Of later years this most interesting old farm has been called by a variety of unsuitable names, now it is satisfactory to say it has reverted to its original name which it has given the village which now surrounds it. It was a farm of 6O morgen, granted in 1759 to Gabriel Rossouw (sic). He must have built a house there, evidently consisting of three rooms in a row, facing west with the kitchen at the north end, the centre room was markedly wider then the others. Next two smaller rooms were added to the ends, making the house into a row of five. The centre gable is dated 1769, but was clearly built later. It has a heavily moulded pediment (though without pilasters) and the outline consists of curves with rather uncommon and somewhat awkward scrolls. The gable date may refer to the addition of the two end rooms.
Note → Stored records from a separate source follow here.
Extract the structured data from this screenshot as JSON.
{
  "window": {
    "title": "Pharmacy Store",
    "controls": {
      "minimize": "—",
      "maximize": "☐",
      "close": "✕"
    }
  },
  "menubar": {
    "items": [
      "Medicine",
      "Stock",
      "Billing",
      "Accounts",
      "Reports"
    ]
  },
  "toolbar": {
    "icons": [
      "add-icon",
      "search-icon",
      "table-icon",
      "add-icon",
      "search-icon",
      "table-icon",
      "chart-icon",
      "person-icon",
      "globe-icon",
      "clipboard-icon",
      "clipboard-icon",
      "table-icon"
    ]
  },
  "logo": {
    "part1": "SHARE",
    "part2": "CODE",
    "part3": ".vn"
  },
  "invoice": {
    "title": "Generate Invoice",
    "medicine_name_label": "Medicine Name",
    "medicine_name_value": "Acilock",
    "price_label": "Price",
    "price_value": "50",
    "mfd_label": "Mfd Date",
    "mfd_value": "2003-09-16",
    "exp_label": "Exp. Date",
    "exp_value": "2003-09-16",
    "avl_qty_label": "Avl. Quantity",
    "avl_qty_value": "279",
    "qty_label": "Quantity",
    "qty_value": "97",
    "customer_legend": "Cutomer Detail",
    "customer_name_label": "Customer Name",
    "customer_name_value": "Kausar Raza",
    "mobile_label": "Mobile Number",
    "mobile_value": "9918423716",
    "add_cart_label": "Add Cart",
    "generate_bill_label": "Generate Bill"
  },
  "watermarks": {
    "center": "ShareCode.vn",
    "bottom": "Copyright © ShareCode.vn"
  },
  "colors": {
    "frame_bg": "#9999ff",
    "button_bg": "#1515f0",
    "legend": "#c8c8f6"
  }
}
The first transfer took place in 1818. This unusually long stretch of time is due to the fact that Rossouw's widow, Rachel Hugo, married a second husband, Jacobus Jordaan, who was much younger than herself, and in 1818 Jordaan transferred the farm to Pieter Jacobus de Villiers, whose initials appear on the back gable, dated 1823. This latter gable is pedimented holbol, its face decorated with pineapples in plaster. There can be no doubt that de Villiers enlarged the house to the size of its present H-shape; the middle bar of the H, while being of average width for a large house, is narrower than Rossouw's original main room. The house has passed through a 'late-H-shaped' plan shape. This must have been done before the very fine yellowwood doors, with stinkwood inlay and elaborate yellowwood architraves, were put in, for the line of the now missing crosswall comes right down on the side of two of the architraves. All five sections of the missing screens have now been recovered.

During the middle nineteenth century, the house was Victorianised. An attempt was made to restore it to the condition of soon after 1823, but this attempt was incomplete. The homestead, which retains its thatch, is flanked by modernised outbuildings. Opposite, though belonging to a different owner, is the farms old smithy, now converted into a dwelling. Alongside it is a cottage that was once the mill of the complex.